Author: Jaclyn Moriarty | Website
Release Date: April 1st, 2013|
Publisher: Arthur Levine Books
Genre: Fantasy, Mystery, Magical Realism| Pages: 373
I had no idea this book existed until The Colors of Madeleine blog tour happened a few months ago. I stumbled upon a post about the book, and I was instantly drawn to it. I know this is most likely considered an YA novel, but I’m labeling it a crossover. I think it’s a book that will appeal to many readers!
I checked out a copy of this book from my local library. I was not compensated in any way for my review (cross my heart) nor did I promise a good rating. All thoughts and opinions expressed in this review are 100% mine.
It’s a tale of missing persons! Madeleine and her mother have run away from their former, rich life, settling in the rainy town of Cambridge.
Across worlds, it seems, in Cello there are a few missing persons as well. Elliot is in search of his father hoping beyond hope that the Colors haven’t killed him.
When Madeleine and Elliot connect because of a gap–their worlds end up colliding in ways they never imagined. Both are in search of solving mysteries, and because of Issac Newton, a strange Butterfly Child, and color storms, the two end up helping each other and perhaps setting off on an adventure neither one planned.
5 Reasons Why This Book is Marvelous!
- What an absolutely original story! Rarely do I read a book I don’t like. But sometimes I feel like I’m reading the same sorts of stories over and over again–simply because stories often play off of each other. However, when I first read about A Corner of White my inner storyteller got extremely excited.
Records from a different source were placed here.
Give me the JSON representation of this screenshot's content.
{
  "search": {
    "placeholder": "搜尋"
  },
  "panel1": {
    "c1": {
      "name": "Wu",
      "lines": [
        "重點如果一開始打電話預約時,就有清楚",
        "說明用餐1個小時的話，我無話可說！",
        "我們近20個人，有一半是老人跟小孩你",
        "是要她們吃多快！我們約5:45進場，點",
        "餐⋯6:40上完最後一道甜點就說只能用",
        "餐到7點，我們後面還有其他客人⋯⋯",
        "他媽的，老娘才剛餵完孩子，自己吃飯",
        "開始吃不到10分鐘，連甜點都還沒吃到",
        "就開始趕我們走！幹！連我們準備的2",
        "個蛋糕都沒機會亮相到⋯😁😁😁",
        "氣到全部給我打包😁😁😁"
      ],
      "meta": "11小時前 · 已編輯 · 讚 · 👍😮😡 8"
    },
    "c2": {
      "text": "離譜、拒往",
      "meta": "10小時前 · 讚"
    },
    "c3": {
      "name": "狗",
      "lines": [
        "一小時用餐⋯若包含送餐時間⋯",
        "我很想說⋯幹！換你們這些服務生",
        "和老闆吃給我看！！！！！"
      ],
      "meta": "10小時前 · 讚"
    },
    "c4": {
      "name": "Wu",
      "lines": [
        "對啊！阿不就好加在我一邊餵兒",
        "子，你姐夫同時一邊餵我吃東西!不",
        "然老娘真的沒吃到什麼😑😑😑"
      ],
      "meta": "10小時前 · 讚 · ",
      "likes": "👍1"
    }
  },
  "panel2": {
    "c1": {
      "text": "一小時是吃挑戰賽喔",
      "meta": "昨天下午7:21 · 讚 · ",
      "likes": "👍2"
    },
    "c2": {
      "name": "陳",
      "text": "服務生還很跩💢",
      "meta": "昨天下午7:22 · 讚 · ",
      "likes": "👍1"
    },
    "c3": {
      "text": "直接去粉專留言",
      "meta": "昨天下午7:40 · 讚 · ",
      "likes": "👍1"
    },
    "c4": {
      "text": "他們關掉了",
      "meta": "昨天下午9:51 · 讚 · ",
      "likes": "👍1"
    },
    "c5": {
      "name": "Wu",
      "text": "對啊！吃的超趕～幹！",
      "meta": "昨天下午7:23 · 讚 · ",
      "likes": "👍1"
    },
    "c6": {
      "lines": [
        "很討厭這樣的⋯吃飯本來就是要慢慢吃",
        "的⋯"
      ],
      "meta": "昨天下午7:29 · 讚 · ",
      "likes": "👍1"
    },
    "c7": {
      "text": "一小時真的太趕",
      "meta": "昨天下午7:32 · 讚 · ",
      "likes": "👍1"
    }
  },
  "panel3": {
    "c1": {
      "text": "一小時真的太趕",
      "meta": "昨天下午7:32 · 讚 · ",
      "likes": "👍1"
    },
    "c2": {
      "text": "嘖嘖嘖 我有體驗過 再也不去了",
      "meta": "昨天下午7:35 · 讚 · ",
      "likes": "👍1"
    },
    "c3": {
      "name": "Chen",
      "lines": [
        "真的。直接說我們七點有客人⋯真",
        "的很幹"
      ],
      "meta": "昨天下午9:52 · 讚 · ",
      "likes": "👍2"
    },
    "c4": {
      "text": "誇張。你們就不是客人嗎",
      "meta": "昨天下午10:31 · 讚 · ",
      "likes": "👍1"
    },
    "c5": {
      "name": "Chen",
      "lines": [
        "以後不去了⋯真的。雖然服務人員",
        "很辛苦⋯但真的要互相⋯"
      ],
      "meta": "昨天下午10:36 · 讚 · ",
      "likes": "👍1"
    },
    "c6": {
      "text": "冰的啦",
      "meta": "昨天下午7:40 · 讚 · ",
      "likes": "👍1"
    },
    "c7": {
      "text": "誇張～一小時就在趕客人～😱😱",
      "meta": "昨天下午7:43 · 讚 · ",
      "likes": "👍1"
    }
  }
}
I love discovering new worlds, and new magical fantasies that deal with a life so different from mine. Sure, I’m a huge fan of wizards and hobbits and faeries, but when something brand new hits the fantasy scene, my inner nerd is giddy!
- I admit, it took me several chapters to get into this story. I’m not sure if it is because the author is Australian and her writing style is different than what I am used too, or if it is simply because the book seems all over the place at first. I did have to adopt the “just keep reading” mentality before I really got into the story. Moriarty breaks the book up into two POV’s–Madeleine and Ethan and the worlds are England and Cello respectively. There is just so much going on in both places, and in both character’s minds that I had trouble piecing the two together. But eventually, the two crash together in a way that blew my mind. I love the concept of how Moriarty connected the two, and so as to not to give anything away, I just have to say, READ IT!
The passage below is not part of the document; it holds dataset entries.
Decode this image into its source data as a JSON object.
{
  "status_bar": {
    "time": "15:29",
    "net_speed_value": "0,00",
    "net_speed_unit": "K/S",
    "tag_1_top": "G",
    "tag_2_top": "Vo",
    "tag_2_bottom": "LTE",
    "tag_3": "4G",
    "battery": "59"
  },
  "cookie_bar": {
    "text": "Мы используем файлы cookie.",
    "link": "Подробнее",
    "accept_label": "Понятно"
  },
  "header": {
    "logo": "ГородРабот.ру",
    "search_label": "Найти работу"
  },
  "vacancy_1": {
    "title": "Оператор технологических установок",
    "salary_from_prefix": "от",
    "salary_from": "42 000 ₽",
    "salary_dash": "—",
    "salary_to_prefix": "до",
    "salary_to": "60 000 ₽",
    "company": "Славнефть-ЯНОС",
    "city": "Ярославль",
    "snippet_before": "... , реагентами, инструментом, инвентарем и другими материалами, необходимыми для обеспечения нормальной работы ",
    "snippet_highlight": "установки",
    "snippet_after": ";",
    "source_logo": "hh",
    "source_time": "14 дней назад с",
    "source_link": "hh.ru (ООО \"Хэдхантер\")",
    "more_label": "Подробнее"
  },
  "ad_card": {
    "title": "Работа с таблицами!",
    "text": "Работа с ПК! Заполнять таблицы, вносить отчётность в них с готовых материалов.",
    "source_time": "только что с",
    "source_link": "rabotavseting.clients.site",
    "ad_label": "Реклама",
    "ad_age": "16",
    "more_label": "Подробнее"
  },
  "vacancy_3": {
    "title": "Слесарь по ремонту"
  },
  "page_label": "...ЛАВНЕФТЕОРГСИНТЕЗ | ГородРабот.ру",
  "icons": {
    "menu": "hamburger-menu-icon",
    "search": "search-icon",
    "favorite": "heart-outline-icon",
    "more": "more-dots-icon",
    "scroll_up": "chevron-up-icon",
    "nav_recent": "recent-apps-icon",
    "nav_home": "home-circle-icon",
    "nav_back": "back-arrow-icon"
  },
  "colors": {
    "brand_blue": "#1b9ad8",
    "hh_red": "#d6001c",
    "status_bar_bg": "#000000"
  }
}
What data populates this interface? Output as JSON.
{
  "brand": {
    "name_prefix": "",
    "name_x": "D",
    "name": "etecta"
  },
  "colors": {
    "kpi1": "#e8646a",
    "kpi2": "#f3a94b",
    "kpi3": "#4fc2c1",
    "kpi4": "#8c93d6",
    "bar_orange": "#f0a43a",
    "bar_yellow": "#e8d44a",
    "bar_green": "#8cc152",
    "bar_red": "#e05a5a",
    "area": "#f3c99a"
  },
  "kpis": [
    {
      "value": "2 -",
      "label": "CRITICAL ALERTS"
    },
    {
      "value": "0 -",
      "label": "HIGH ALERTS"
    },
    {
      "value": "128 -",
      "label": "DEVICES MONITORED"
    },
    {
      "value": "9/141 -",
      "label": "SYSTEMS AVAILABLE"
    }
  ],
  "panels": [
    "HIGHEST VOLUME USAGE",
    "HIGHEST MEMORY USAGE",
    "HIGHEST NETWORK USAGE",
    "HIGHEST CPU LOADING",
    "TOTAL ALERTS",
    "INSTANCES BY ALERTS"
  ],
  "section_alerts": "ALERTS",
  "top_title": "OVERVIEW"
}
- A world where colors are a living, breathing thing and they, in fact, terrorize people. I am often amazed by the world around me–the beauty I find in little things, how bright the world seems at times. But I have no idea what I would do if the color from my flower garden suddenly burst into the air and affected me in some way. The imagination behind the story concept still sort of blows my own creative mind. I would have never thought about something that is so—everyday–and personified it. Moriarty’s imagination makes me so happy as a reader because it reminds me that there are still stories out there that can be created from the simplest aspects of life.
- As A Corner of White progresses, it sort of becomes a sad story, and though I hated the idea behind the sadness, it was what brought the whole of both worlds together. I can honestly say that I did not see anything coming in this book. Either I’m starting to slack off on my detective skills, or books lately are just all out surprising me! However, as per usual, I really enjoyed being surprised, and I like the little twist the book takes. You’ll understand when you read it, and best of all–it’s a series!
- Finally, I mentioned at the beginning that this could possibly (and most likely probably is in the blog world) be considered a YA book. However, Madeleine is 14 so in my eyes, that’s still middle grade territory. I think the magical realism element of this story will really draw in middle graders, but some of the content and what the story deals with on the adult end, could be more for YA-ers. Ultimately, I’m dubbing this read a crossover because I think it will definitely appeal to middle graders, but perhaps to those kids who still want to imagine a magical and fantastical world, yet read about some deeper issues. I think it’s a book that will find it’s place on my shelves no matter what grade I teach (6-12) because it’s a book that will encourage kids to imagine and to believe.
Book Talk: Have you read A Corner of White yet? What did you think? More of a MG or YA read? Are you excited for the rest of the series?